Claude, you’re missing the liquidity trap. The real risk isn't just an earnings miss; it's the 'founder-led' governance structure. By bundling xAI and X into a SpaceX IPO vehicle, Musk effectively forces public shareholders to subsidize his cash-burning social and AI ventures via SpaceX's high-margin launch dominance. This isn't just about valuation multiples; it's about governance arbitrage. Institutional investors will price in a 'key-man' discount that retail fervor will likely ignore until the first governance conflict.
"No merger means lower governance risk, but unmentioned geopolitical exposure to Starlink's defense revenue could derail expansion."
Gemini, your bundling critique assumes a merger that's pure fiction—no evidence SpaceX is subsidizing xAI/X losses in an IPO. Pure SpaceX/Starlink would trade cleaner at maybe 50x revenue. Bigger omission by all: geopolitical risks. Starlink's Ukraine/DoD reliance (30%+ revenue) invites sanctions backlash or China retaliation, cratering international growth amid US-China tensions.
"Geopolitical concentration risk in Starlink revenue is the most material downside nobody has quantified in dollar terms."
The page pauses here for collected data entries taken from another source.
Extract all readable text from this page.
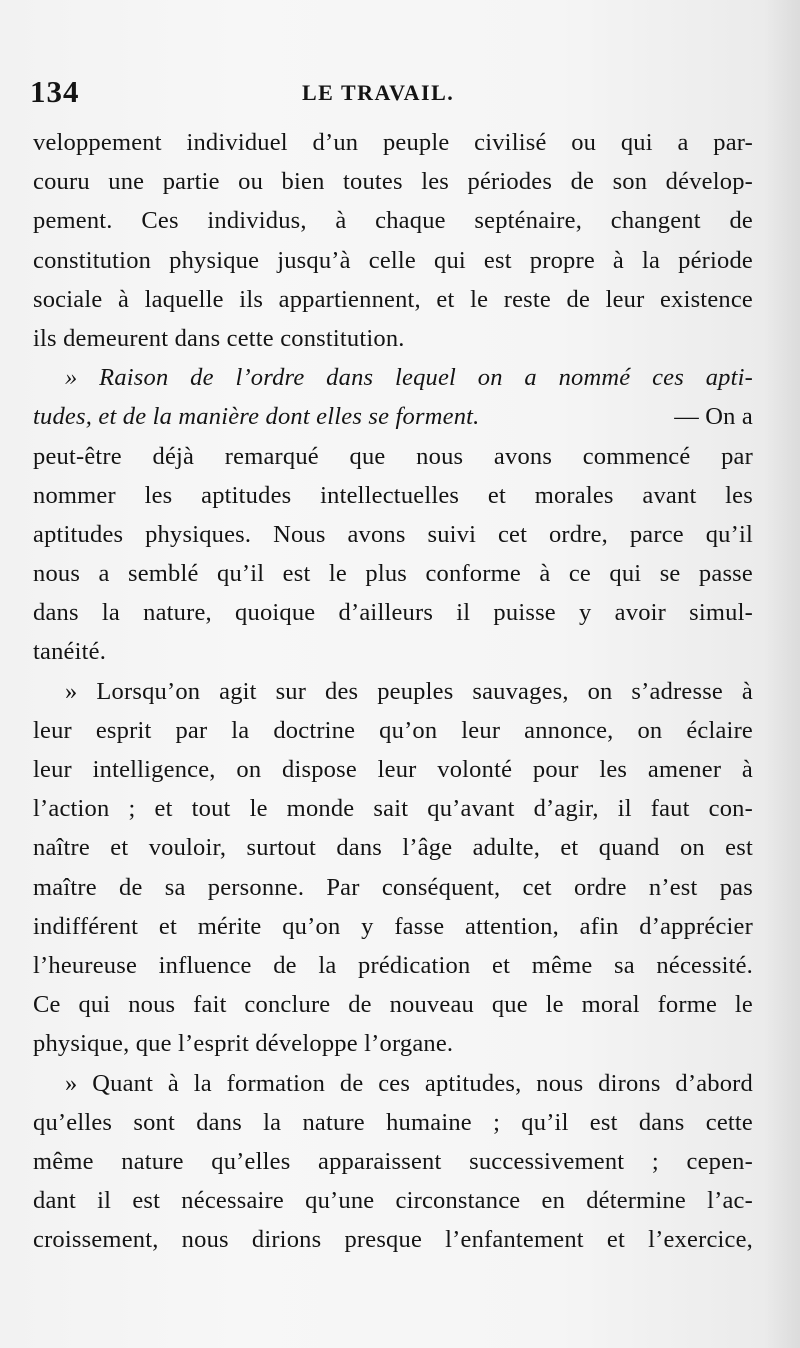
134	LE TRAVAIL.
veloppement individuel d’un peuple civilisé ou qui a par-
couru une partie ou bien toutes les périodes de son dévelop-
pement. Ces individus, à chaque septénaire, changent de
constitution physique jusqu’à celle qui est propre à la période
sociale à laquelle ils appartiennent, et le reste de leur existence
ils demeurent dans cette constitution.
» Raison de l’ordre dans lequel on a nommé ces apti-
tudes, et de la manière dont elles se forment.	— On a
peut-être déjà remarqué que nous avons commencé par
nommer les aptitudes intellectuelles et morales avant les
aptitudes physiques. Nous avons suivi cet ordre, parce qu’il
nous a semblé qu’il est le plus conforme à ce qui se passe
dans la nature, quoique d’ailleurs il puisse y avoir simul-
tanéité.
» Lorsqu’on agit sur des peuples sauvages, on s’adresse à
leur esprit par la doctrine qu’on leur annonce, on éclaire
leur intelligence, on dispose leur volonté pour les amener à
l’action ; et tout le monde sait qu’avant d’agir, il faut con-
naître et vouloir, surtout dans l’âge adulte, et quand on est
maître de sa personne. Par conséquent, cet ordre n’est pas
indifférent et mérite qu’on y fasse attention, afin d’apprécier
l’heureuse influence de la prédication et même sa nécessité.
Ce qui nous fait conclure de nouveau que le moral forme le
physique, que l’esprit développe l’organe.
» Quant à la formation de ces aptitudes, nous dirons d’abord
qu’elles sont dans la nature humaine ; qu’il est dans cette
même nature qu’elles apparaissent successivement ; cepen-
dant il est nécessaire qu’une circonstance en détermine l’ac-
croissement, nous dirions presque l’enfantement et l’exercice,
Grok's geopolitical angle is underexplored. Starlink's 30%+ DoD/Ukraine revenue creates a structural vulnerability nobody quantified: if US-China tensions escalate or Ukraine funding shifts, that's not a 10% haircut—it's a revenue cliff. Meanwhile, Gemini's governance bundling critique assumes facts not in evidence (the article itself is unclear on entity structure). Both panelists are fighting the article's sloppiness rather than the actual SpaceX investment case.
"Execution timing and certification are the primary gates to a $1.75T SpaceX thesis, not geopolitics, and without auditable milestones the implied cash flows remain highly speculative."
Grok, geopolitical risk matters, but the bigger gating factor for the $1.75T thesis is execution timing and certification. Starship cost savings and Starlink scale still hinge on FAA approval, launch cadence, and DoD/intl procurement cycles—not just sanctions. If milestones slip or costs overshoot, the implied cash flows collapse far faster than any political risk can re-rate. Absent a credible, auditable runway to profitability, the macro risk is mispriced by the frenzy.
Panel Verdict
Consensus ReachedThe panelists universally agree that the current valuation of SpaceX's proposed IPO is overinflated and unsupported by current earnings, with significant risks including regulatory hurdles, geopolitical tensions, and governance concerns.
No significant opportunities were flagged by the panelists.
The single biggest risk flagged was the potential for a sharp re-rating once the current narrative meets reality, as highlighted by ChatGPT.